Grading students more harshly without modifying the focus of their studies simply won't produce better people in the field.

1 comments

> Are Computer Science programs supposed to produce software engineers or people grounded in the theory?

I'm a graduate of a program called "Computer Engineering" which infuses a good deal of theory coupled with hardware and programming internals (gates, ALUs, programming language design, theory and implications, etc.)

As a person who absolutely loves coding, I immensely enjoy writing code while being able to visualize/understand how it will execute on the hardware. New CPUs blur the things continuously though.

CE mixes low and high level concepts well. I've never had a hardware class but have a copy of Tanenbaum's hardware book. It gives me hand-wavy notion of how the processor operates. But I'd never apply for a hardware programming job. Eventually I'm going to take a class in computer architecture.

While I used an "or" in my statement the reality is that most CS programs give a smattering of different CS areas including theory, SE, and hardware. SE is often one course in a 4 year program.

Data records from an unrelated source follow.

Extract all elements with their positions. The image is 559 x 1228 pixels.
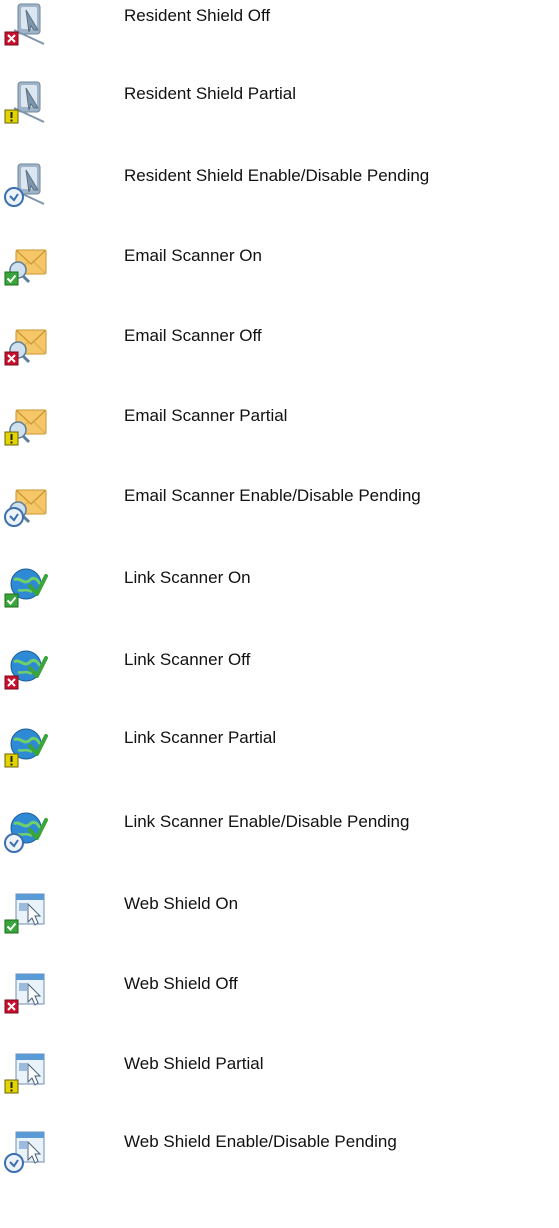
legend-row-link-scanner-on: Link Scanner On [0,562,559,642]
legend-row-link-scanner-off: Link Scanner Off [0,644,559,724]
legend-row-web-shield-on: Web Shield On [0,888,559,968]
legend-label: Email Scanner Enable/Disable Pending [124,486,421,505]
partial-exclamation-icon [4,431,19,446]
legend-row-resident-shield-enable-disable-pending: Resident Shield Enable/Disable Pending [0,160,559,240]
off-x-icon [4,675,19,690]
legend-label: Email Scanner Partial [124,406,288,425]
legend-label: Resident Shield Off [124,6,271,25]
pending-clock-icon [4,507,24,527]
legend-row-resident-shield-partial: Resident Shield Partial [0,78,559,158]
resident-shield-icon [4,0,48,48]
partial-exclamation-icon [4,109,19,124]
off-x-icon [4,999,19,1014]
pending-clock-icon [4,833,24,853]
legend-row-email-scanner-off: Email Scanner Off [0,320,559,400]
off-x-icon [4,31,19,46]
legend-row-resident-shield-off: Resident Shield Off [0,0,559,80]
web-shield-icon [15,973,45,1006]
legend-label: Web Shield Partial [124,1054,264,1073]
pending-clock-icon [4,1153,24,1173]
legend-row-link-scanner-enable-disable-pending: Link Scanner Enable/Disable Pending [0,806,559,886]
legend-label: Email Scanner On [124,246,262,265]
web-shield-icon [4,1048,48,1096]
legend-label: Link Scanner Enable/Disable Pending [124,812,410,831]
on-check-icon [4,271,19,286]
partial-exclamation-icon [4,753,19,768]
legend-row-web-shield-partial: Web Shield Partial [0,1048,559,1128]
partial-exclamation-icon [4,1079,19,1094]
legend-label: Link Scanner Partial [124,728,277,747]
email-scanner-icon [4,240,48,288]
legend-label: Link Scanner On [124,568,251,587]
on-check-icon [4,593,19,608]
web-shield-icon [4,1126,48,1174]
web-shield-icon [4,968,48,1016]
legend-row-web-shield-enable-disable-pending: Web Shield Enable/Disable Pending [0,1126,559,1206]
resident-shield-icon [4,78,48,126]
legend-label: Link Scanner Off [124,650,251,669]
resident-shield-icon [4,160,48,208]
legend-label: Web Shield Off [124,974,238,993]
email-scanner-icon [4,320,48,368]
legend-label: Resident Shield Enable/Disable Pending [124,166,430,185]
legend-row-email-scanner-partial: Email Scanner Partial [0,400,559,480]
legend-label: Email Scanner Off [124,326,262,345]
legend-row-web-shield-off: Web Shield Off [0,968,559,1048]
email-scanner-icon [4,480,48,528]
legend-row-link-scanner-partial: Link Scanner Partial [0,722,559,802]
on-check-icon [4,919,19,934]
legend-row-email-scanner-enable-disable-pending: Email Scanner Enable/Disable Pending [0,480,559,560]
email-scanner-icon [4,400,48,448]
legend-label: Web Shield Enable/Disable Pending [124,1132,397,1151]
web-shield-icon [4,888,48,936]
off-x-icon [4,351,19,366]
web-shield-icon [15,893,45,926]
legend-label: Web Shield On [124,894,239,913]
legend-label: Resident Shield Partial [124,84,296,103]
link-scanner-icon [4,806,48,854]
pending-clock-icon [4,187,24,207]
legend-row-email-scanner-on: Email Scanner On [0,240,559,320]
link-scanner-icon [4,722,48,770]
web-shield-icon [15,1053,45,1086]
link-scanner-icon [4,562,48,610]
link-scanner-icon [4,644,48,692]
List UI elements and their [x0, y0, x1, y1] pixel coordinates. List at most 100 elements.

A developer simply can't develop the skills for SE in one course.

When I was in grad school for CS I had a course with the department chair. I had been in the field for 20+ years at that point. One day she asked me for feedback on how to improve the undergrad program for students who want to go into the field. My response was a separate track that required practical year-long projects requiring SE skills. Each year the project could get progressively more involved. Students in this track would still need courses like data structures, algorithms, and programming language paradigms. But they would apply the knowledge from them to practical projects.